From the 2000 anthology, Breeder: Real Life Stories from the New Generation of Mothers.
Some of my friends were determined to get married or to have reached a certain tax bracket by age thirty. Me? I bought a surfboard.
So far, learning to surf is a lot like learning to mother: I bought the gear, I understand the theory, and I have occasional successes. But the ocean won’t stay still and neither will my kids. Stable ground exists but only under powerful, ever-changing current. Paddling out takes strength, persistence, and the ability to duck under the waves as they crash down. Make it out past the break…and wait. And, when the right wave comes, it must be recognized, caught, stood upon, stayed upon, and ridden. So far, I’ve done a lot more falling down than anything else. But I keep going out, keep watching the surfers who have found their groove, their sweet spot. I envy the people who are good at something and the easy habit with which they do it. I want, long for, that kind of grace. I’m learning. Last week, I caught the first wave that rolled under me. Then I spent the next hour paddling like an idiot, catching nothing. But that first small taste, those few seconds of reward, hooked me. Even as I’m battered by waves, exhausted from fighting the current, and feeling like my body weighs five hundred pounds, I’ll think one more time, just one more time and then I’m up, knees bent, standing, riding, grinning.

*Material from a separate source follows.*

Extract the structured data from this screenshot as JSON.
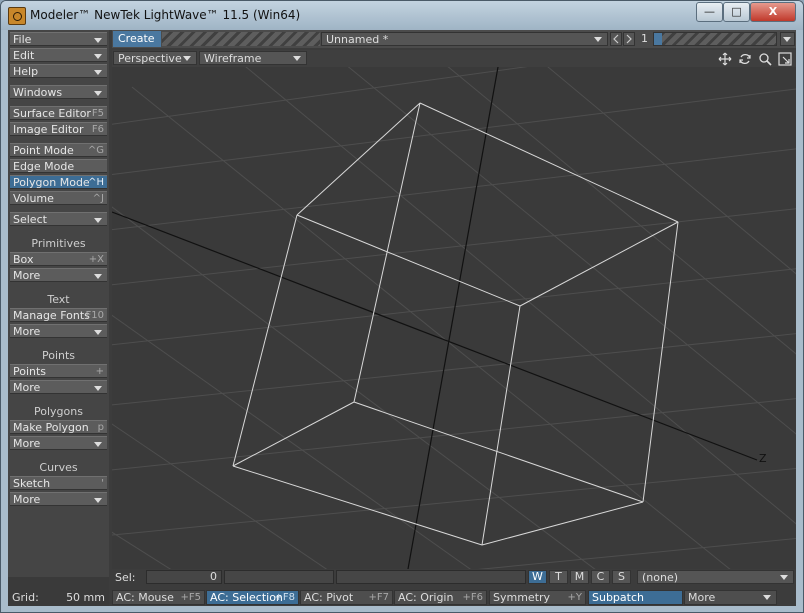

I’ve had days with the kids that have caused the thought, I’m not going to make it, to run through my brain, only to be forgotten as the sun shines in the window, lighting up Chelsea’s eyes, Kaylee’s smile, Nick’s grin. Or I remember the quick healing power of getting out of the house; we take a walk in the woods and all becomes well again. Or, after they don’t eat their tasty-and-healthy meal I’ve made, refuse to put on pajamas, don’t want to brush their teeth, just when I am about to go over the edge, they decide to get into bed and wait patiently for bedtime stories. And we lose ourselves with Harry Potter or Frog and Toad for a while.
I figure I’ve got about 92 more times before I’m any good at surfing. Meanwhile, the sun bounces off the water, the redwoods rise on the hills, and I inhale the beauty that surrounds me.
I figure about the rest of my life to get this parenting thing down. Meanwhile, the kids make me laugh, amaze me with their brilliance, and I soak in the love I’m surrounded by.